According to several people here, it only gains status as some kind of anti-thesis to composers like Mahler and Strauss, and others. Funny, I am not even into Mahler that much right now, in fact, I have been tired of and taking a break from his music for a long time now and wanted to explore music which is radically different and which offers me contrasting perspectives on how musical material can be sourced, used, and developed to make coherent, relevant statements which stand on their own. That does not seem to be the case here with VW. According to sound67, being a trained musician also stands in the way of appreciating his music. I do not know of any other composer where that is the case. In fact, understanding music from the point of view of a trained musician usually enhances enjoyment of just about any kind of musical style. Since that is not the case here, I think I will just pass and spend my time better exploring the music of more relevant composers than this marginal English phenomenon, like VW's teacher Ravel from whom I have never heard a single bar of music, be it orchestral, chamber music, or songs, which did not deeply fascinate and intrigue  me. The only open question which remains here is, why is England among all the major cultures of Europe the only one which is such a complete failure when it comes to music of any kind of status or influence? Why do even English musicians prefer to perform the music of such composers that their local heroes, like VW, get compared to by the "experts"? Why is his music performed far less even in England than any given composer - and I mean any, even the more marginal figues included - from the standard canon of French - German - Austrian - Czech - Russian composers? Wy does it not stand on its own, but only as a negative comparison to these by pseudo-intellectuals?

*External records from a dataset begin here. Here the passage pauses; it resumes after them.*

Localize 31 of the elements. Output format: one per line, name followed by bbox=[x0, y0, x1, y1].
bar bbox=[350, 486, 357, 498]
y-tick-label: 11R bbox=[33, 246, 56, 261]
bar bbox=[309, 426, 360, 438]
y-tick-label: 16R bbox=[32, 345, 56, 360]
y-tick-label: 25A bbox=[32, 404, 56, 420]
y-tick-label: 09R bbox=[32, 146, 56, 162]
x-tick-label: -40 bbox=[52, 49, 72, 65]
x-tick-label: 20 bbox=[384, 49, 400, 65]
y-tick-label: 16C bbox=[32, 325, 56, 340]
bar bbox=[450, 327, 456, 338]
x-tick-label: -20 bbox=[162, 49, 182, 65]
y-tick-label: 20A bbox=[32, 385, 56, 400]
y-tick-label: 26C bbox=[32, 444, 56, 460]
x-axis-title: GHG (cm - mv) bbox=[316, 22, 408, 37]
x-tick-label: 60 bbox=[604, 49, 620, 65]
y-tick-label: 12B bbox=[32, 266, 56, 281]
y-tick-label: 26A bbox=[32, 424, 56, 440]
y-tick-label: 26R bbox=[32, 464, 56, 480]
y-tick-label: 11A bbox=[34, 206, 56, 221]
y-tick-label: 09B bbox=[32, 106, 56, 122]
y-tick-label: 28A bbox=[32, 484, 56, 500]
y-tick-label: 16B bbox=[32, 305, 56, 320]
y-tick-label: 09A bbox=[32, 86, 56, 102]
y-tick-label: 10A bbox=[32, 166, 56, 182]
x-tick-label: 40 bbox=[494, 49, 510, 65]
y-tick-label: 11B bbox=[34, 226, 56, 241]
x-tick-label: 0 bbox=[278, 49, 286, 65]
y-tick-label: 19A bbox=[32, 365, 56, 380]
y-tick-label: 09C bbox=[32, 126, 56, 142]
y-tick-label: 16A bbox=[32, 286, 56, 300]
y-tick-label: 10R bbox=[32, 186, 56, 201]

Please lets cut this crap. This post is just an excuse for you to not really engage with anything serious that has been said - like all of Luke's fantastic posts. sound67's comments were very very obviously a joke, and you treating them as serious and then using this as an excuse to dismiss VW's music is just unbelievably lazy intellectually. It is painfully obvious that everything that Luke said he suspected but hoped you weren't doing is in fact exactly what you are doing here.
Geologist.

The large print giveth, and the small print taketh away

M forever

Excusez-moi? Please don't treat sound67 as if his posts are just jokes, he means to be taken very, very seriously, and like I said, that was already enough information for me in this context. Ever since I asked about VW's "idiom" about two weeks ago, most of the posts regarding that were just personal attacks and what you probably would call jokes, so I am convinced now that there isn't really much more to the subject. Like I said, there must be a reason even English musicians treat him as a marginal phenomenon. Maybe it's because he apparently was just a very mediocre composer who gets a little bit elevated by the dire, dire need for English people to have at least one, or one and a half, "great composers"? That his music can apparently not be appreciated on his own, but just by putting more famous composers down confirms to me that there isn't much to appreciate there, unless you adopt that as an intellectual, or rather, pseudo-intellectual, attitude. And again, like I said before, this is the only time I have ever seen somebody say that being a trained musicians is actually an obstacle to enjoying anybody's music.